A not unexpected response to these authors, John, given Messrs. Knode and Callahan’s earlier Appendix N reviews. At least I’ll never need fear either of them borrowing a book from me and failing to return it; it seems a significant percentage of my library would bore, appall, or offend these…young fellows.
For my part, I do recommend “Blue Star.” I did not enjoy it to the extent I did “The Well of the Unicorn” but I did like it.
> For my part, I do recommend “Blue Star.”
Hi Ken,
Glad to hear it! I’m not sure how I’m managed to overlook it this long.
Although truthfully, after writing this article, the book I find myself dying to read is TALES FROM GAVAGAN’S BAR…
The more of these Appendix N posts I read, the more I conclude my tastes are pretty much the opposite of Knode and Callahan. Which is fine. I’ve found some of the most informative critics are the ones I don’t agree with.
It’s been a while since I read Wellman, but I think he’s one of the most underrated fantasy/horror authors of the 20th Century.
On the other hand, I can’t completely disagree with them on The Blue Star. That’s the topic of my next Ballantine Adult Fantasy post, so I’ll save my comments until then. (Yes, that’s a shameless plug.)
I’ve not read The Well of the Unicorn. I might try to read it over the Christmas break.
I did read the Gavagan’s Bar stories when I was in high school. I don’t recall much about them after a couple of decades, but I do remember I enjoyed them at the time. I’ve been thinking of rereading them, and probably will.
> The more of these Appendix N posts I read, the more I conclude my tastes are pretty much the opposite of Knode and Callahan.
> Which is fine. I’ve found some of the most informative critics are the ones I don’t agree with.
Keith,
I feel the same way. Tim and Mordicai are doing an enormous service to classic fantasy by shining a light on every one of the these authors — once a week, like clockwork. Seems a lot to ask to also expect them to admire the same writers I do.

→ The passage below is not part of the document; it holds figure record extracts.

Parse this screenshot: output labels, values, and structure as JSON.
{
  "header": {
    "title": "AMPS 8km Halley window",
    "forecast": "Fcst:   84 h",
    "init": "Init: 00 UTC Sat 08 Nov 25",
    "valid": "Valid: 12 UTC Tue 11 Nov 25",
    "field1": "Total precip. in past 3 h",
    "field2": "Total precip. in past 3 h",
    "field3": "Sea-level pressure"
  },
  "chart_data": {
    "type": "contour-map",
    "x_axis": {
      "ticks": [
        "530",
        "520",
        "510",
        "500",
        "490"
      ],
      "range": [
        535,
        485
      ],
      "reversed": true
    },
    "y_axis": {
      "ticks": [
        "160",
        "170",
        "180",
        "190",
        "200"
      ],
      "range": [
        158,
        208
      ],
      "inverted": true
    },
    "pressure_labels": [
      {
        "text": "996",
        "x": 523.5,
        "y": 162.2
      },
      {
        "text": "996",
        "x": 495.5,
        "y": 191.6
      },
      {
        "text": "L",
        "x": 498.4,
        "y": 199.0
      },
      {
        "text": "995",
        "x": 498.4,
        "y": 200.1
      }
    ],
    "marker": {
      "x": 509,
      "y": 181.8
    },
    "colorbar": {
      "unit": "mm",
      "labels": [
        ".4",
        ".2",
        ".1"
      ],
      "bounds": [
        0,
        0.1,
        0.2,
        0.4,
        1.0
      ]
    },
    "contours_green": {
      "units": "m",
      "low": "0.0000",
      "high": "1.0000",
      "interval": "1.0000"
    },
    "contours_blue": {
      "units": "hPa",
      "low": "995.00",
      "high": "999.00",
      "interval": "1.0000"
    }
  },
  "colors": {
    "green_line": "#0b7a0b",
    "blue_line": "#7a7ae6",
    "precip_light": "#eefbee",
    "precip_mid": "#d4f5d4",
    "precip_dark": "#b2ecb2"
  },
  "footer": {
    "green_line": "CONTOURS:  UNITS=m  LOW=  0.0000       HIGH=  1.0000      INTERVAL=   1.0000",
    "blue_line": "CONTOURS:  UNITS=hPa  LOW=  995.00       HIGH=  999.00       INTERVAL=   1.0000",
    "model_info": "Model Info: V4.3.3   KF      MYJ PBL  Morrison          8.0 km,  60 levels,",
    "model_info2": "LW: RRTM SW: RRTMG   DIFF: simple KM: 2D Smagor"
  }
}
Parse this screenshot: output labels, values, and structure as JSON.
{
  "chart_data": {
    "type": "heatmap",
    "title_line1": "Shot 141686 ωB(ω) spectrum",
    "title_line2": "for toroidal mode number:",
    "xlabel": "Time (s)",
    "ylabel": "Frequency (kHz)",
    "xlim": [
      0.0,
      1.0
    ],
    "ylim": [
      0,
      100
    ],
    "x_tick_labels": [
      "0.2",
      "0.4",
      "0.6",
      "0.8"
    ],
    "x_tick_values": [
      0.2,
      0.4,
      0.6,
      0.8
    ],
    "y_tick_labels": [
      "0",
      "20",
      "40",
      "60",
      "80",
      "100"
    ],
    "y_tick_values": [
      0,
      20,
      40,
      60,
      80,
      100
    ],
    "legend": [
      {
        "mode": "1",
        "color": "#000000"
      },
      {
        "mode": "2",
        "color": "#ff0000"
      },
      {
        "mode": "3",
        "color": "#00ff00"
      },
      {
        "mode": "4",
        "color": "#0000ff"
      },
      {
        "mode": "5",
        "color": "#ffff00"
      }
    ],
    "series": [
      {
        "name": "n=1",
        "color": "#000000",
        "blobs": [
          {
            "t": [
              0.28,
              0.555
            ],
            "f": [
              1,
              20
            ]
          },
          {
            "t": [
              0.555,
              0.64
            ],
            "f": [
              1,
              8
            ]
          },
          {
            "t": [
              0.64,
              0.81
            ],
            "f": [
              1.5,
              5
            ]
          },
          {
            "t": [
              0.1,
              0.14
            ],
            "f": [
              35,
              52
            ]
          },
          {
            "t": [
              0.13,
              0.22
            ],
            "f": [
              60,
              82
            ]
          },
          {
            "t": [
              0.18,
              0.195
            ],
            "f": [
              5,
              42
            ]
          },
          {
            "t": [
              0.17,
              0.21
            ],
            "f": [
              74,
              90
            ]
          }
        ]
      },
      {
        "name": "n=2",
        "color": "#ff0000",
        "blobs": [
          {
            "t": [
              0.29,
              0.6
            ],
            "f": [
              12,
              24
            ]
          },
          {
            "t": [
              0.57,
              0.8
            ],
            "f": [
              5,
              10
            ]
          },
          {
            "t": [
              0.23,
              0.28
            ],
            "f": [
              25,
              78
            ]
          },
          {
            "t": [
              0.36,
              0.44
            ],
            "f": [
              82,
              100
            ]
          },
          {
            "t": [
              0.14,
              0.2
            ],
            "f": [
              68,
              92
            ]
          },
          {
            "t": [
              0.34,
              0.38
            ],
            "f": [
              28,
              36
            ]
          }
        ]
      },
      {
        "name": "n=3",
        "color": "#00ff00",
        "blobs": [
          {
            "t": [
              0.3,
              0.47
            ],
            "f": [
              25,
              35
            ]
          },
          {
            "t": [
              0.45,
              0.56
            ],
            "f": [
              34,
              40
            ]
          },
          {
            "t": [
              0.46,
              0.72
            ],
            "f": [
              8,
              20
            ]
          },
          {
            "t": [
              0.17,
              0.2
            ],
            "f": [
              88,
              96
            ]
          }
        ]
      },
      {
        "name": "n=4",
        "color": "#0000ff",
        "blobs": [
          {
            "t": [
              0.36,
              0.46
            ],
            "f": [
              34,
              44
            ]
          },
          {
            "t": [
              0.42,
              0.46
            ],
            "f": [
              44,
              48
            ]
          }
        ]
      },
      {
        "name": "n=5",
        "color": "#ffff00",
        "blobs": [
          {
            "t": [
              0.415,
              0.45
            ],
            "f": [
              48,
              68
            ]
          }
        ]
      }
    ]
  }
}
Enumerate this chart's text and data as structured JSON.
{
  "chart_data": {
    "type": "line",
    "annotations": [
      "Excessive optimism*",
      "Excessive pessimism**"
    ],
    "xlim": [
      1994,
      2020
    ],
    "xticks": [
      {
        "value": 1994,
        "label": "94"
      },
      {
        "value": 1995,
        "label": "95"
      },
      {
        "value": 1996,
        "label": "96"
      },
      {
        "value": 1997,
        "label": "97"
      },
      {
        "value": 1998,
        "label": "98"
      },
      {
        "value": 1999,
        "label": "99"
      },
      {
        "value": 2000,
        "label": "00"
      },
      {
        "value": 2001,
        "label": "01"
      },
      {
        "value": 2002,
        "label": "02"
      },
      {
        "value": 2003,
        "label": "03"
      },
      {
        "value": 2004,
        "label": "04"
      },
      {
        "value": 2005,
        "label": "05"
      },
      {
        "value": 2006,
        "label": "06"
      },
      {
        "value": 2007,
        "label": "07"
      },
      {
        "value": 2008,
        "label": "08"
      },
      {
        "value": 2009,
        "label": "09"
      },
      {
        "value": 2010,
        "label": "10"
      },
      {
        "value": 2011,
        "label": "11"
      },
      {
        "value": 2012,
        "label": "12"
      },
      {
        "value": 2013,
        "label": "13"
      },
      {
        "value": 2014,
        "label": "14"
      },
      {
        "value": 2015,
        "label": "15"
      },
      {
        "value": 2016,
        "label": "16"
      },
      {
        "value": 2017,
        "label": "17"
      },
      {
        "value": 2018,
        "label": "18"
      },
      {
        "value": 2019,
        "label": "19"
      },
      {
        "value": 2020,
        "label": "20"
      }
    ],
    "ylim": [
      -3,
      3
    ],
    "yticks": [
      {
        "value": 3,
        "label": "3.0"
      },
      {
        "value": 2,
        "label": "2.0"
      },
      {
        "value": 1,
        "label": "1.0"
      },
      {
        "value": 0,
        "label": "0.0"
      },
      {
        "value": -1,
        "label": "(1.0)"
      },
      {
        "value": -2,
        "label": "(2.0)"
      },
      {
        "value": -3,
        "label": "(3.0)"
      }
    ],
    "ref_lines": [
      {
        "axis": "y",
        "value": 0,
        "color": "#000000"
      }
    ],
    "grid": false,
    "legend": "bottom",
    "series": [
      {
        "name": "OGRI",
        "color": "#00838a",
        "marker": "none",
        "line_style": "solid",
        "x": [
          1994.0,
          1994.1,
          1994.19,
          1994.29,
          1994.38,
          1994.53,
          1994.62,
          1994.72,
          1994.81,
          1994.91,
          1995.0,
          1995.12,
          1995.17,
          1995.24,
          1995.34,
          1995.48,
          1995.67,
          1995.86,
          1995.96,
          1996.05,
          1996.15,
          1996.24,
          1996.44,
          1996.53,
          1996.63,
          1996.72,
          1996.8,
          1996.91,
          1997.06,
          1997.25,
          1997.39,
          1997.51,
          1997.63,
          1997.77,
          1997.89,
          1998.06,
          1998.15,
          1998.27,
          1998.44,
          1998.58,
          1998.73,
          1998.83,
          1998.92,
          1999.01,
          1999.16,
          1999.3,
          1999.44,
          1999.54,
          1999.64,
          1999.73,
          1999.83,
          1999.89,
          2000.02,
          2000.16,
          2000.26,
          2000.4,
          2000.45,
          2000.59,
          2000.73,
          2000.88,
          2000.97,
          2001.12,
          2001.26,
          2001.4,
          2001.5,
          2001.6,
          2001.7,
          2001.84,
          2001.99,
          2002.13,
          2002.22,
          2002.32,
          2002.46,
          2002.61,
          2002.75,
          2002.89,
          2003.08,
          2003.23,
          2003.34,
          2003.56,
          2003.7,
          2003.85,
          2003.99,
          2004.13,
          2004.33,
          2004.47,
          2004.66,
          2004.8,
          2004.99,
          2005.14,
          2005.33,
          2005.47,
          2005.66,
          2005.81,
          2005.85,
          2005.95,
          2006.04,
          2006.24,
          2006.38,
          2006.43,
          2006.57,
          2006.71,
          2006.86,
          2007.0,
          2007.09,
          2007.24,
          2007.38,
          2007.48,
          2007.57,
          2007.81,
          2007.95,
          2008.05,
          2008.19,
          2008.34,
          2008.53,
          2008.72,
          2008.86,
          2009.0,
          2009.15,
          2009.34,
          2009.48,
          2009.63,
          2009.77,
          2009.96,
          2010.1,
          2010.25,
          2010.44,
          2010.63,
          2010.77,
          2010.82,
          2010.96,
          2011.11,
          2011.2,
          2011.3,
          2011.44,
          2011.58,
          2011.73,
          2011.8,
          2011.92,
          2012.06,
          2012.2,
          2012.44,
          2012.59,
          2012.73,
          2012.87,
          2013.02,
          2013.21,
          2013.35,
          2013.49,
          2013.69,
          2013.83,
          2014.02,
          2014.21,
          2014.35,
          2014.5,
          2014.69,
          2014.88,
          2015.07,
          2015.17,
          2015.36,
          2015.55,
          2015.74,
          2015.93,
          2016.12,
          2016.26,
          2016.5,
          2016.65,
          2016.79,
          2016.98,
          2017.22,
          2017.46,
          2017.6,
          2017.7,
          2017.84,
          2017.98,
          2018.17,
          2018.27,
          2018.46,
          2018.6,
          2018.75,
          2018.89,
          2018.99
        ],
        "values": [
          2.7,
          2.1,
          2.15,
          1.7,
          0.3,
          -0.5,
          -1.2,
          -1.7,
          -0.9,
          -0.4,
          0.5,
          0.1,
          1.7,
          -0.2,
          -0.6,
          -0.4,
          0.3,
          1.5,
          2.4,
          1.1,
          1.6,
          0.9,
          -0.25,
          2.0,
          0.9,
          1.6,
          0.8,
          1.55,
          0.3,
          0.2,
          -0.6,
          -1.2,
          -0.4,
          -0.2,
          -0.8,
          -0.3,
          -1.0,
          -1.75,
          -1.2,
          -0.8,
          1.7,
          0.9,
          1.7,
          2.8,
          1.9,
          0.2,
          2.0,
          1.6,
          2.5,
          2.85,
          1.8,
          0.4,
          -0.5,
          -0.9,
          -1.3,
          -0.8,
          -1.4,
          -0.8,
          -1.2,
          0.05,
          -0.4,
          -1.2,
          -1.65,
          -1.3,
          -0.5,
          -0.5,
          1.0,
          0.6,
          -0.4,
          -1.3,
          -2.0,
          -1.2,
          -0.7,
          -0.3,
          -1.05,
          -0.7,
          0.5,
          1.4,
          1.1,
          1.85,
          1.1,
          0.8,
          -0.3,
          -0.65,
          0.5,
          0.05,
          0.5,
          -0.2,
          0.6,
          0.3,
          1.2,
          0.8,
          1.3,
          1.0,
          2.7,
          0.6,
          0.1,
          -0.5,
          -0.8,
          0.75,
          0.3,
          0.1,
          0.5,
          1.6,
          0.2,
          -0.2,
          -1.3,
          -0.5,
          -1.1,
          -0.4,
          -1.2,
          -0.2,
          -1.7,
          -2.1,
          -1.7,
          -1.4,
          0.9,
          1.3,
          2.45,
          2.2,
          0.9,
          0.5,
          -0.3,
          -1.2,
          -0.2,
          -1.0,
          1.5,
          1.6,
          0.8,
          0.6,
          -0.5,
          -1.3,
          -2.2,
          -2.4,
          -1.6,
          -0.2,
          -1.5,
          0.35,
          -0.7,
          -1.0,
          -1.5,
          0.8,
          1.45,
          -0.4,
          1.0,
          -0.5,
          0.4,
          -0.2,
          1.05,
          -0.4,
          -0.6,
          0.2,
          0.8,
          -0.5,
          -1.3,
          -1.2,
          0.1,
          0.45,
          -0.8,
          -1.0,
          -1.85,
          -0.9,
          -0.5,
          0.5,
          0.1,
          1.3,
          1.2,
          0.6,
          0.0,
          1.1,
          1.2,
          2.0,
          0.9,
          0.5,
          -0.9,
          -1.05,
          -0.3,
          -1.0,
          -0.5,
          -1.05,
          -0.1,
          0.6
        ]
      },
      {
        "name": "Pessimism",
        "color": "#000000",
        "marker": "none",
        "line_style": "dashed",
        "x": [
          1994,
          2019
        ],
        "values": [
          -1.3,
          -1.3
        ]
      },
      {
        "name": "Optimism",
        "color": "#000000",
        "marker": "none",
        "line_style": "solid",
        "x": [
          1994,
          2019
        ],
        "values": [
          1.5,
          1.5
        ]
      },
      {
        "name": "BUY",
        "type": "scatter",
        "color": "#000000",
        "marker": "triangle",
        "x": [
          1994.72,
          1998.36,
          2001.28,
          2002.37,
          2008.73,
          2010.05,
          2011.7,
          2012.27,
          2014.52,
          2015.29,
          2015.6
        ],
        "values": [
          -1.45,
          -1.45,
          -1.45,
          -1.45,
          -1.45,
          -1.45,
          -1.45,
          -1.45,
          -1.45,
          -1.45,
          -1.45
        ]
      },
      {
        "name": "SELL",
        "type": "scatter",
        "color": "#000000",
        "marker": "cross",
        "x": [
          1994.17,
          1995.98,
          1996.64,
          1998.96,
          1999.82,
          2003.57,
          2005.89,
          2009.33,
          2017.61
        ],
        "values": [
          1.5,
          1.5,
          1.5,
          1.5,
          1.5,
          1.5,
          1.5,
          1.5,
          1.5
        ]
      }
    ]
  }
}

> On the other hand, I can’t completely disagree with them on The Blue Star. That’s the topic of my
> next Ballantine Adult Fantasy post, so I’ll save my comments until then.
Excellent — I was hoping to get a second opinion. Looking forward to hearing what you have to say!
I think the trouble is that if you’re raised on Shannara and Dragonlance, that’s what you like.
I’ve complained about these Appendix N posts before, so I won’t say anymore. However, it does my heart good to see that I’m not the only non-youngster who isn’t incredibly enthused with them!
> I think the trouble is that if you’re raised on Shannara and Dragonlance, that’s what you like.
Bobby,
Absolutely true. Of course, the same could be said of Tolkien and Robert E. Howard — which explains why there are so many devoted adult fans of both.
> it does my heart good to see that I’m not the only non-youngster who isn’t incredibly enthused with them!
James,
Part of my problem is that it’s been a looong time since I’ve read a book by L. Sprague de Camp, Fletcher Pratt, or Jack Williamson (for example), so I don’t think I’m always qualified to really challenge Tim and Mordicai on their critiques. For all I know, I’d have exactly the same reaction Mordicai had if I tried to read THE BLUE STAR today.
On the other hand, I had just finished THE BEST OF FREDRIC BROWN when I came across Tim’s column of Fredric Brown, so I was able to assess his critique as thoroughly out to lunch with complete confidence.
I’ll add my name to the list of the “less than impressed” by these reviewers. I’m not sure what their tastes may be, but I’m fairly certain I don’t really share them.